Director: John Woo
Cast: John Travolta, Nicolas Cage, Joan Allen, Gina Gershon
Have I Seen It Before: Never. I always suspected that there was a reason for that.
Did I Like It: The virtues of the film are encapsulated in its poster. Take two movie stars—and both Travolta and Cage were at the top of their star-power post Pulp Fiction (1994) and The Rock (1996)* and allow them to play both the virtuous (possibly to the point of insanity) hero and the scene-chewing villains. If only the Batman series could have offered Michael Keaton that same deal, he might never have hung up the cowl.
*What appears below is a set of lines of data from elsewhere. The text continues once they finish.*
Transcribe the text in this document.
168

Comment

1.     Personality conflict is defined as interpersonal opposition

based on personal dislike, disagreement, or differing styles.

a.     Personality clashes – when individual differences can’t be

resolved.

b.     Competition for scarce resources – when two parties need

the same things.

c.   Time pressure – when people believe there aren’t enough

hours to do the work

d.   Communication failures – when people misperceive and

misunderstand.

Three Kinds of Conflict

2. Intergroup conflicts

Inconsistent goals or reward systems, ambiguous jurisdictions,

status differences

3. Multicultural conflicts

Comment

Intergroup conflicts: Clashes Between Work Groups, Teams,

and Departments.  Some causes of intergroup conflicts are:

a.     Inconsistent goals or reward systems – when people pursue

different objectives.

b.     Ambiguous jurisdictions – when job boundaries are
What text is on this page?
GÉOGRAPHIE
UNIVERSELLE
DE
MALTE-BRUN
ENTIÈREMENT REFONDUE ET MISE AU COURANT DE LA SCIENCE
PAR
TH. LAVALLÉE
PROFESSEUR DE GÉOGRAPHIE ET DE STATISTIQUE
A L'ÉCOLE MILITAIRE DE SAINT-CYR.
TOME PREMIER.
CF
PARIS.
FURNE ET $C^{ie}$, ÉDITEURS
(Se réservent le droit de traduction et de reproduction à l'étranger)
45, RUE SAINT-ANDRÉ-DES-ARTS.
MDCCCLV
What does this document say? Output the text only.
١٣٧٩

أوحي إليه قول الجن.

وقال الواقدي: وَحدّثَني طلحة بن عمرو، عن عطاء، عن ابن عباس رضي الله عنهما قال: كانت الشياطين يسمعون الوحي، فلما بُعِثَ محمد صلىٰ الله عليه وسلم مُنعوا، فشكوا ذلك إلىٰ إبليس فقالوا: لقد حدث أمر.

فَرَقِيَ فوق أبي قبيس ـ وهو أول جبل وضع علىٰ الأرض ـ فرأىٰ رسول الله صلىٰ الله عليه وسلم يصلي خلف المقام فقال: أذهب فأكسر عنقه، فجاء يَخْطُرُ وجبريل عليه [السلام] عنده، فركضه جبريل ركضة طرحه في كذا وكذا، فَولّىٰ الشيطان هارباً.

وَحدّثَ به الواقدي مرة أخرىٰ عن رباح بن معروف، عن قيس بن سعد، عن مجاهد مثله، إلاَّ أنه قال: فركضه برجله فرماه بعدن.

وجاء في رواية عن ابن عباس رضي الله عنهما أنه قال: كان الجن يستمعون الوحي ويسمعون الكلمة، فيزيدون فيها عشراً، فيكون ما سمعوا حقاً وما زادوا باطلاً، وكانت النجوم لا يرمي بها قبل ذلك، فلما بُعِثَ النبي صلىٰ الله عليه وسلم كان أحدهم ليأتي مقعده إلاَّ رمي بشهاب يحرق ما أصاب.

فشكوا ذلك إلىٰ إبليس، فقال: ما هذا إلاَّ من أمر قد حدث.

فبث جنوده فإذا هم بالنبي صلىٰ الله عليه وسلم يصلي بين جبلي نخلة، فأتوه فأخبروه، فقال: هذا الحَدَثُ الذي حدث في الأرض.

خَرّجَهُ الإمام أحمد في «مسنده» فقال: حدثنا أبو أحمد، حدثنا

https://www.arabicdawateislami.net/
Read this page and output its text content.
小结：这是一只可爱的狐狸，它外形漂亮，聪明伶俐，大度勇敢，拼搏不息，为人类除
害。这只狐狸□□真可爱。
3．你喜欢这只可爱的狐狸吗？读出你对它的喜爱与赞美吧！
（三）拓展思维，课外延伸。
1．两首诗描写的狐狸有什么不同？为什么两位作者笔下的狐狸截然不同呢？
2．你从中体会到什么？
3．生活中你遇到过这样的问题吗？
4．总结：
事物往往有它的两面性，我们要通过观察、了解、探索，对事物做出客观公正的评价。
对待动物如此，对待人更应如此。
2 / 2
And then there’s two and a half hour beyond that pitch where you’ve got to fill. Perhaps the delineation between Sean Archer and Castor Troy isn’t all that well defined, ultimately. Both of the main characters seem to randomly find a moment or two in the course of day to have a complete emotional meltdown, and never quite for the reasons you might suspect. Or any reasons. At all.
This might be forgiven, if not completely ignored, if it weren’t for the fact that the action movie surrounding this conceit is a little pulse-less. It’s not even remotely as innovative as Woo’s efforts before being swallowed whole by Hollywood**. It’s not even the kind of guilty pleasure one might get from watching Michael Bay’s bloated music videos of the era. There are plenty of films that came to exist merely because it was a good business deal/ego-trip for the parties involved, but few that feel so obviously mired in that initial decision and no others.
*I am by no means equating these two films as a matter of quality, just in their collective ability to allow Cage and Travolta to make whatever film they wanted.
**We all—Woo included—could have enjoyed a lot less confusion over the next several years if he could have gone back to Hong Kong before Mission: Impossible II (2000).